The subject matter of the invention concerns the anisotropic diffusion phantom for the calibration of any diffusion MR-DTI imaging sequence and a method for the calibration of any Magnetic Resonance Imaging (MRI) scanner by using anisotropic diffusion models based on the “b” matrix, which is a quantity specific for every magnetic resonance (MR) imaging sequence and MRI scanner that are used, employed in the examination of biological tissues, solids, amorphous materials and liquids.
In the prior art, the values of the “b” matrix that were needed to calculate the diffusion tensor were determined analytically and separately for every diffusion MR imaging sequence and MRI scanner; the results were approximate only due to the complex formulae used in the calculation. Alternatively, a single value of the “b” matrix that was assumed for the entire volume of the object in question was used for the calculation of the diffusion tensor.

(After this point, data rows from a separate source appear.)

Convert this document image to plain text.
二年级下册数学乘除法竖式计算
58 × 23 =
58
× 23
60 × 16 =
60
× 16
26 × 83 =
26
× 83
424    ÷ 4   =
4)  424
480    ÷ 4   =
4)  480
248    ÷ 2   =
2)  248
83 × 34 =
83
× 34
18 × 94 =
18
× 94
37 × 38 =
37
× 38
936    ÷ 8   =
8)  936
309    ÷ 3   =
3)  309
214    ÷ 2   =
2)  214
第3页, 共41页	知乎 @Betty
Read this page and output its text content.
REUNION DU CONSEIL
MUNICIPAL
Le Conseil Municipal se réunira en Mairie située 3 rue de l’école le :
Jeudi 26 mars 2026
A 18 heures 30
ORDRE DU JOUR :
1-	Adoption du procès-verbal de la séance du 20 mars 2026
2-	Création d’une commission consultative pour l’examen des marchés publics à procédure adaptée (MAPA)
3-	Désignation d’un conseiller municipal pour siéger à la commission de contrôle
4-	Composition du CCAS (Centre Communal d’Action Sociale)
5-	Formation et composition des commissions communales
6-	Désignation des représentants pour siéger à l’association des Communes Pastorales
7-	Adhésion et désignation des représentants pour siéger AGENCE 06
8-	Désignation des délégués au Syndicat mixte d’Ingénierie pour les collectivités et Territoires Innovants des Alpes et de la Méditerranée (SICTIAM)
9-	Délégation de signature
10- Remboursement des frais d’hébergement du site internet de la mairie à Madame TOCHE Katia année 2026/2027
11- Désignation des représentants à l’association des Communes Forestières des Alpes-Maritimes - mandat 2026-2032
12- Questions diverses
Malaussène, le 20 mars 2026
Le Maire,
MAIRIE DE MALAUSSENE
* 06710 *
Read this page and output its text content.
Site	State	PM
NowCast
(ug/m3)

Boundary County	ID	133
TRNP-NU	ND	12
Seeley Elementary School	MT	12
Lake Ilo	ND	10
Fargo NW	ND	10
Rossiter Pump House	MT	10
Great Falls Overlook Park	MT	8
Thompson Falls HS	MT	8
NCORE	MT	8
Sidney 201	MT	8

A disadvantage of the diffusion tensor calculation methods known in the art is the large contribution of calculation errors as the approximate “b” matrix values are used and a lack of any spatial distribution of the “b” matrix is assumed. Therefore, it is rather difficult to determine the water diffusion fluctuations in the object examined by using an MRI scanner properly, precisely and quantitatively, and the reproducibility of the results is non-existent. Distinct MR sequences occur for various MRI scanners; in consequence, the results are discrepant and hardly comparable. The results are fraught with errors as it is impossible to precisely determine the “b” matrix values.